Del otro lado… Todos queremos saber qué hay del otro lado, pero ¿Estamos preparados? El otro lado siempre es un misterio, siempre es una tentación, y en una frontera, el otro lado es siempre un desafío. Por esas cosas de la vida (o de la historia), me ha tocado en suerte estar muchas veces en la frontera. Varias fronteras, todas las fronteras. Algunas son ajetreadas y movedizas, con un gran gentío permanente cruzando en ambas direcciones, en cambio, otras son intensamente solitarias. No las hay mejores o peores, solo distintas.

El hecho al que voy a referirme ocurrió en una frontera de las que hay muchas, y podrían ser infinitas.
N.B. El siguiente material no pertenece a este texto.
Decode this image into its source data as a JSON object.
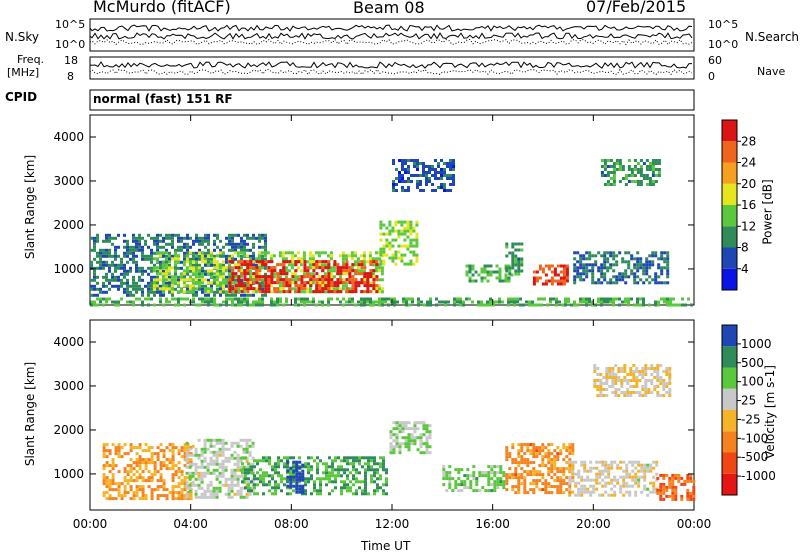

Aquella noche, el cielo se excedía de estrellas, y la luna era un escándalo, encumbrada en tanta inmensidad. El aire fresco, que arrastraba consigo el desabrigado perfume de la lluvia sobre la tierra, acariciaba con femenina suavidad el alma.

Mis compañeros dormían, al igual que los gendarmes, pero la inquietud de mi espíritu (siempre he sido un hombre de espíritu inquieto) me impedía conciliar el sueño, así que salí a respirar el fresco de la intemperie. Por momentos, la suave brisa se transformaba en un viento que arreciaba, y hacía al frío más intenso, y en otros levantaba columnas de polvo y arena formando figuras que yo, con la lucidez insuficiente del insomnio, jugaba a descifrar.

    Y en esa comodidad que inspira el encontrarse con uno mismo –al que la mayoría llama soledad –me fui dejando arrullar por el silencio. Ya casi adormecido busqué refugio en una reposera. Subí el cuello de mi abrigo y resguardé las manos en los bolsillos. Así, aturdido por tanto silencio nocturno, cuando ya estaba confiando en toda esa nada circundante, vi como, de esa especie de bruma, que no era otra cosa que el polvo que el viento arremolinaba, emergía irrefutable la dulce figura de una muchacha que me miraba silenciosa. Me cautivaron su rostro apacible; su piel morena; la blanca sonrisa, tan amplia como una aurora, y esos enormes ojos almendrados, del color de la noche. Igual su larguísimo cabello azabache, en cuya rusticidad, el estrafalario y cándido brillo plateado de la luna, ocultaba la apetencia clandestina del exceso. Igual que una imagen santa, levitaba. Parecía flotar. Allá, del otro lado… detrás de la línea blanca que marcaba el lugar de la frontera; el límite político, el imaginario muro que acentuaba la marca cruel que te hacía ser de allá o de acá. El portal invisible que hacía creer a los del otro lado que nosotros éramos del otro lado.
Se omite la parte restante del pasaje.